Paul L. Caron

Friday, September 6, 2019

Weekly SSRN Tax Article Review And Roundup: Holderness Reviews Drumbl's Tax Attorneys As Defenders Of Taxpayer Rights

This week, Hayes Holderness (Richmond) reviews Michelle Lyon Drumbl (Washington & Lee), Tax Attorneys as Defenders of Taxpayer Rights, 91 Temple L. Rev. ___ (2019):

Holderness (2017)Tax attorneys serve many purposes. Two examples have been recently explored in this review series: tax attorneys may provide de facto insurance to their clients or may serve as agents of social justice. To these examples, Michelle Drumbl’s forthcoming essay adds another: tax attorneys defend taxpayer rights. One might be tempted to respond, “Well, of course they do; each tax attorney’s job is to make sure her clients only pay the tax they owe.” The strength of Drumbl’s essay is not to contradict this observation or to dwell on it, but to expose it as too narrow a view of the tax attorney’s function.

Drumbl begins this project by exploring the development of the Taxpayer Bill of Rights (TBOR), which was finally codified in a single list only in 2015 (though, as the essay observes, many of the rights did predate the current listing in IRC § 7803(a)(3)). These rights include “the right to be informed,” “the right to quality service,” “the right to pay no more than the correct amount of tax,” “the right to challenge the position of the Internal Revenue Service and be heard,” “the right to appeal a decision of the Internal Revenue Service in an independent forum,” “the right to finality,” “the right to privacy,” “the right to confidentiality,” “the right to retain representation,” and “the right to a fair and just tax system.” Astute readers will notice that only one of these codified rights is the right to pay no more than the tax one owes.

Heartbreaking administrative abuses and oversights formed the impetus for codifying the TBOR, with the hope that the legislation would lead to reforms within the IRS. Certainly, the IRS has changed for the better since the first TBOR legislation, but Drumbl makes a compelling case for concern that tax administration is backsliding. Understaffed and underfunded (exacerbated by the significant changes to the federal income tax law in 2017), the IRS has been forced into cutting taxpayer services and into adopting increasingly automated procedures and processes. Here, it is important to understand the wide-ranging impact of the IRS’ administrative responsibilities: the process of tax collection can be deeply intrusive into taxpayers’ lives and may come with serious collateral consequences, and the process of administering social benefit programs such as the EITC can also be deeply impactful in participants’ lives. Less attention from the IRS on individuals’ cases and issues threatens abuses of taxpayer rights such as those of information, quality service, and a fair and just tax system.

One solution to this potential problem is to increase IRS resources, but Drumbl—understandably—does not spend her time advocating for that solution. Instead, she turns to another guardrail. 1998’s TBOR legislation established the low-income taxpayer clinic grant program, which has greatly expanded access to tax representation for vulnerable populations. Drumbl picks up on this development as crucial to the thesis of her essay, which is that tax attorneys are a critical line of protection for taxpayer rights. As sophisticated repeat players, tax attorneys, particularly those working with or in low-income taxpayer clinics, can ensure that taxpayers receive the information, service, and process they are due, while also protecting taxpayers from the collateral consequences of ineffective tax administration.
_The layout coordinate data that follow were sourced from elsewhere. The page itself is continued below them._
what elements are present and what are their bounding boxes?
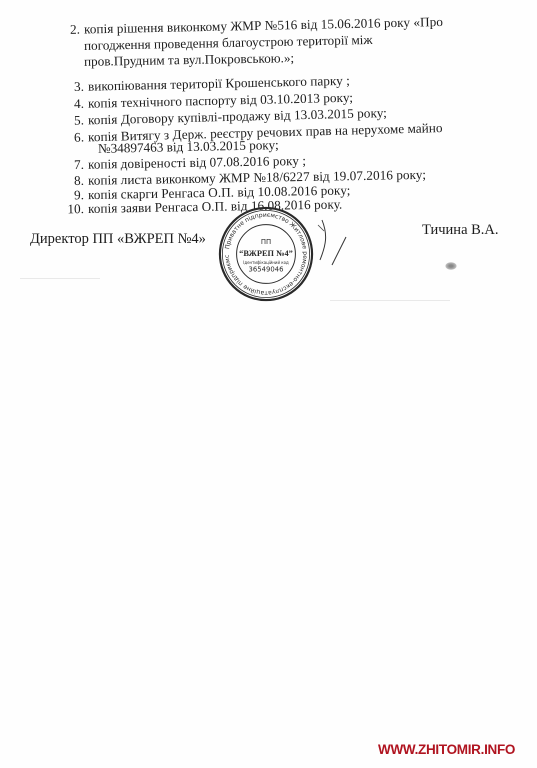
stamp-code: 36549046 (249, 266, 284, 274)
stamp-code-label: Ідентифікаційний код (243, 260, 289, 265)
stamp-org: “ВЖРЕП №4” (239, 249, 293, 258)
item-number: 10. (58, 201, 84, 216)
signatory-position: Директор ПП «ВЖРЕП №4» (30, 231, 206, 248)
item-number: 5. (66, 112, 84, 127)
item-number: 3. (66, 79, 84, 94)
item-continuation: пров.Прудним та вул.Покровською.»; (84, 50, 294, 69)
site-watermark: WWW.ZHITOMIR.INFO (378, 742, 515, 757)
item-text: копія рішення виконкому ЖМР №516 від 15.… (84, 14, 443, 37)
stamp-type: ПП (261, 238, 271, 246)
item-number: 6. (66, 129, 84, 144)
company-stamp: Приватне підприємство Житлове ремонтно-е… (217, 205, 315, 303)
item-number: 8. (66, 173, 84, 188)
scan-artifact (20, 278, 100, 279)
item-number: 2. (62, 22, 80, 37)
item-number: 7. (66, 157, 84, 172)
item-number: 4. (66, 96, 84, 111)
signatory-name: Тичина В.А. (422, 222, 499, 239)
scanned-document-page: 2.копія рішення виконкому ЖМР №516 від 1… (0, 0, 537, 768)
handwritten-signature (310, 215, 350, 295)
scan-artifact (330, 300, 450, 301)
ink-smudge (445, 262, 457, 270)
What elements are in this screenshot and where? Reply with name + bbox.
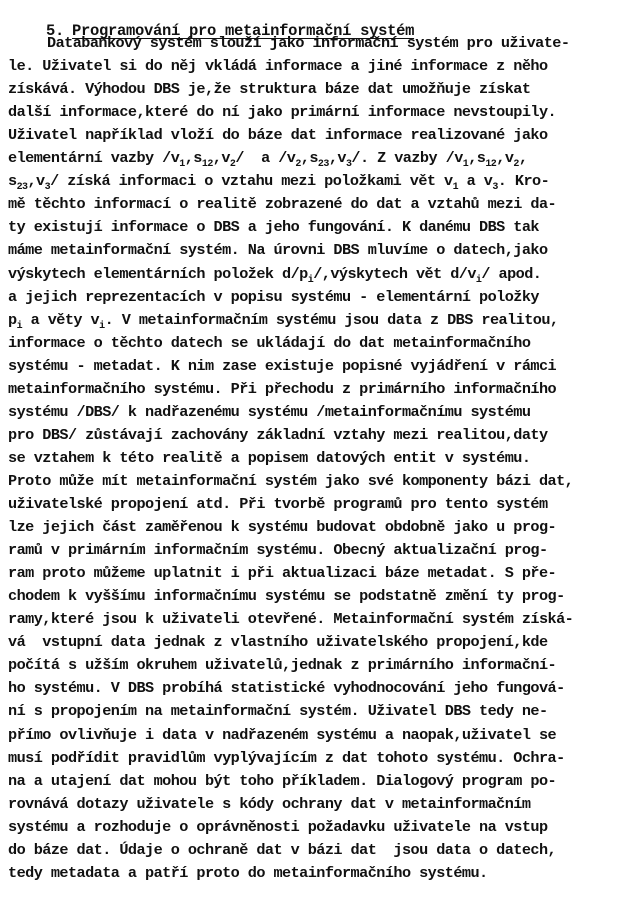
text-line: ho systému. V DBS probíhá statistické vy… bbox=[8, 679, 565, 697]
text-line: Proto může mít metainformační systém jak… bbox=[8, 472, 573, 490]
text-line: ty existují informace o DBS a jeho fungo… bbox=[8, 218, 539, 236]
text-line: mě těchto informací o realitě zobrazené … bbox=[8, 195, 556, 213]
text-line: ramů v primárním informačním systému. Ob… bbox=[8, 541, 548, 559]
text-line: počítá s užším okruhem uživatelů,jednak … bbox=[8, 656, 556, 674]
text-line: le. Uživatel si do něj vkládá informace … bbox=[8, 57, 548, 75]
text-line: další informace,které do ní jako primárn… bbox=[8, 103, 556, 121]
text-line: výskytech elementárních položek d/pi/,vý… bbox=[8, 265, 541, 283]
text-line: se vztahem k této realitě a popisem dato… bbox=[8, 449, 530, 467]
text-line: do báze dat. Údaje o ochraně dat v bázi … bbox=[8, 841, 556, 859]
text-line: ramy,které jsou k uživateli otevřené. Me… bbox=[8, 610, 573, 628]
text-line: vá vstupní data jednak z vlastního uživa… bbox=[8, 633, 548, 651]
text-line: metainformačního systému. Při přechodu z… bbox=[8, 380, 556, 398]
text-line: rovnává dotazy uživatele s kódy ochrany … bbox=[8, 795, 530, 813]
text-line: pro DBS/ zůstávají zachovány základní vz… bbox=[8, 426, 548, 444]
text-line: musí podřídit pravidlům vyplývajícím z d… bbox=[8, 749, 565, 767]
document-page: 5.Programování pro metainformační systém… bbox=[0, 0, 640, 898]
text-line: Databankový systém slouží jako informačn… bbox=[47, 34, 569, 52]
text-line: tedy metadata a patří proto do metainfor… bbox=[8, 864, 488, 882]
text-line: získává. Výhodou DBS je,že struktura báz… bbox=[8, 80, 530, 98]
text-line: Uživatel například vloží do báze dat inf… bbox=[8, 126, 548, 144]
text-line: máme metainformační systém. Na úrovni DB… bbox=[8, 241, 548, 259]
text-line: informace o těchto datech se ukládají do… bbox=[8, 334, 530, 352]
text-line: systému /DBS/ k nadřazenému systému /met… bbox=[8, 403, 530, 421]
text-line: přímo ovlivňuje i data v nadřazeném syst… bbox=[8, 726, 556, 744]
text-line: systému a rozhoduje o oprávněnosti požad… bbox=[8, 818, 548, 836]
text-line: chodem k vyššímu informačnímu systému se… bbox=[8, 587, 565, 605]
text-line: pi a věty vi. V metainformačním systému … bbox=[8, 311, 558, 329]
text-line: ram proto můžeme uplatnit i při aktualiz… bbox=[8, 564, 556, 582]
text-line: lze jejich část zaměřenou k systému budo… bbox=[8, 518, 556, 536]
text-line: uživatelské propojení atd. Při tvorbě pr… bbox=[8, 495, 548, 513]
text-line: systému - metadat. K nim zase existuje p… bbox=[8, 357, 556, 375]
text-line: na a utajení dat mohou být toho příklade… bbox=[8, 772, 556, 790]
text-line: ní s propojením na metainformační systém… bbox=[8, 702, 548, 720]
text-line: s23,v3/ získá informaci o vztahu mezi po… bbox=[8, 172, 549, 190]
text-line: a jejich reprezentacích v popisu systému… bbox=[8, 288, 539, 306]
text-line: elementární vazby /v1,s12,v2/ a /v2,s23,… bbox=[8, 149, 527, 167]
Drumbl argues that this role for tax attorneys is especially important in the case of vulnerable populations who may be contesting relatively small amounts of tax, and who, without representation, might choose to suffer through abuses of their rights. Such choices, in turn, would whittle away at government accountability, which would be harmful to the overall state of the tax system. Her arguments are sound and sensible, and could be expanded even further. It would be helpful to continue to develop how tax attorneys (in concert with other tax professionals) can help reform the law to ease the burden placed on vulnerable populations, not only from the perspective of the substantive direct impact on those populations but also from the IRS’ perspective of administering the laws. To be fair, the essay touches briefly on such concerns, which are in line with the thrust of the argument, but, my appetite whetted, I could not help but hunger for more. It would also be interesting to more deeply explore the scope of the taxpayer right to representation and what obligations that right places on tax attorneys.

Stepping back, Drumbl’s essay essentially boils down to a call to service for tax attorneys in this particular era of tax administration: they must protect the taxpayers that they serve. To be clear, Drumbl does not place blame or ill-will at the feet of the IRS, which is full of dedicated public servants deserving appreciation and praise. Rather, the problem Drumbl highlights—the backsliding of protections for taxpayers against administrative failings—results from an agency stretched too thin. Her position is that tax attorneys must fill that void and prop up taxpayer rights against the backslide. Those tax attorneys among us should heed her call.